Nous ne disposons pas de données scientifiques établies concernant le rôle éventuel dans la survenue de lésions de fibrose et donc de rejet chronique à distance en relation directe avec l'allongement de l'ischémie tiède lors des prélèvements réalisés par voie laparoscopique, mais cette possibilité a été évoquée [2, 3], l'extraction du rein se faisant dans des conditions plus difficiles lorsque le prélèvement a été réalisé sans incision chirurgicale classique. A ce propos, et ceci représente peut-être l'un des arguments majeurs en dehors de la sécurité du prélèvement devant être assurée au donneur, la chirurgie laparoscopique pour prélèvement rénal demande qu'elle utilise, pour la dissection une technique laparoscopique pure ou des techniques dites " hand-assisted" , une incision pour l'extraction de l'organe qui dans la littérature est d'environ 7 cm [14]. La longueur de celle-ci peut, de manière artificielle, être ajoutée à celle des incisions pour mise en place de la caméra et des trocarts pour devenir alors très proche voire identique à celle des incisions que nous réalisons pour la néphrectomie par lombotomie gauche qui, dans notre expérience, est d'environ 11 cm (Figure 2).

Conclusion

Sur un plan général, il nous semble que la motivation du donneur doit être considérée comme discutable si elle est liée à l'existence en post-opératoire d'une cicatrice ou à la durée de l'hospitalisation au décours de la chirurgie.
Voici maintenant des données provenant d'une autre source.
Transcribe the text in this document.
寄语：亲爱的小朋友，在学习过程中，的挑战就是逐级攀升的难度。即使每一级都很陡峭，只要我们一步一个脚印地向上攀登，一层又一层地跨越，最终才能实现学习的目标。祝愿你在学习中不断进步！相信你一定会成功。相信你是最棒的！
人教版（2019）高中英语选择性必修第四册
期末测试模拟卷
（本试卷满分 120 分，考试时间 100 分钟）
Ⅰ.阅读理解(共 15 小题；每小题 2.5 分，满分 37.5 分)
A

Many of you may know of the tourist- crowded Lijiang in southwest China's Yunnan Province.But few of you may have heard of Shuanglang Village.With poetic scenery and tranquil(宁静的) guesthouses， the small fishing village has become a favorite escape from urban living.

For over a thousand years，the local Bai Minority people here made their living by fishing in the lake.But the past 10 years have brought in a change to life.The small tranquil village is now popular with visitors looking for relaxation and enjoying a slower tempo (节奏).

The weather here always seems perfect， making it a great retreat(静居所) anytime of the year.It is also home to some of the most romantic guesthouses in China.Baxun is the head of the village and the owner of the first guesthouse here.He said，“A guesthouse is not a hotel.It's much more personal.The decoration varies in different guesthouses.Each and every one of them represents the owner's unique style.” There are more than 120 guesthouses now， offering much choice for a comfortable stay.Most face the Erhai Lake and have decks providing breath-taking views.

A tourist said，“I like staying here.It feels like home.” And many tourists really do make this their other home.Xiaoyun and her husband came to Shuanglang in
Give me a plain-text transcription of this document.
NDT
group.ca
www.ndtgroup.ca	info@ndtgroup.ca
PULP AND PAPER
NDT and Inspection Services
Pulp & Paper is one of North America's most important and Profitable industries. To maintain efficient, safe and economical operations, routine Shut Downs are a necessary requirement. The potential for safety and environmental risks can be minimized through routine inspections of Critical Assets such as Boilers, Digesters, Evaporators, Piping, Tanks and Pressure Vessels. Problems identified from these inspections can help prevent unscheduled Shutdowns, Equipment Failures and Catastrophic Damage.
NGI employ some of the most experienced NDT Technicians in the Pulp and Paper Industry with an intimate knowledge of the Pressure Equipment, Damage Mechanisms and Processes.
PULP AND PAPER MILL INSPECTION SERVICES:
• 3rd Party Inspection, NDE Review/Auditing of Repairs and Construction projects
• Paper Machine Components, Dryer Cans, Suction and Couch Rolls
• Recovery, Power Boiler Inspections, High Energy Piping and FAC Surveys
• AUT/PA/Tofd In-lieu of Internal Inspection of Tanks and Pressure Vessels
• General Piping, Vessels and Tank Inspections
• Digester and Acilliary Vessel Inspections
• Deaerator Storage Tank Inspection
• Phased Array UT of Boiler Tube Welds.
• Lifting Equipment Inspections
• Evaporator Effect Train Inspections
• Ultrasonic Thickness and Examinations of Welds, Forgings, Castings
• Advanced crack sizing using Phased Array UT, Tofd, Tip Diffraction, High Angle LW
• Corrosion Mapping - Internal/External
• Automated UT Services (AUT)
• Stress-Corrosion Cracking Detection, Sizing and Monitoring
Par ailleurs, en matière de transplantation à partir de donneur vivant, notre éthique nous fait mettre en avant, outre la sécurité du donneur, la qualité des résultats chez les receveurs qui doivent rester à la base de cette activité.

Les résultats que nous rapportons nous paraissent jusqu'à ce jour justifier pleinement la poursuite des prélèvements utilisant des techniques chirurgicales classiques, ce d'autant que l'activité des centres de transplantation français en matière de greffes à partir de donneurs vivants génétiquement apparentés ou non rend difficile la sécurité de ce geste par voie laparoscopique dans des délais raisonnables tel que cela peut être probablement le cas dans des centres dans lesquels 150 actes de ce type sont réalisés tous les ans par le même opérateur.

Enfin, la technique de lombotomie avec conservation de la 11ème côte que nous utilisons nous semble être responsable de la faible consommation d'antalgiques observée dans notre série.

Références

1. BARROU B., BITKER M.O., MOUQUET C., BENALIA H., OURAHMA S., SYLLA C., LUCIANI J. ROTTEMBOURG J., JACOBS C., CHATELAIN C. : Transplantation rénale à partir de donneurs vivants apparentés (DVA) : expérience d'un centre. Prog.Urol., 1996, 6, 521-528.

2. BARRY J.M. : Laparoscopic donor nephrectomy : con. Transplantation, 2000, 70, 1544-1546.

3. BENOIT G., BITKER M.O. : Aspects chirurgicaux de l'insuffisance rénale chronique et transplantation. Rapport au Congrès de l'Association Française d'Urologie. Prog. Urol., 1996, 675-841.

4. BITKER M.O., GRAPPIN Ch., VALLANCIEN G., BRISSET J.M., JACOBS Cl., JARDIN A, LEGRAIN M. : Devenir du rein restant après néphrectomie d'un rein fonctionnement sain. Séminaires d'Uro-Néphrologie de la Pitié-Salpêtrière, Xè série. Paris, Masson, 1984, 110-117.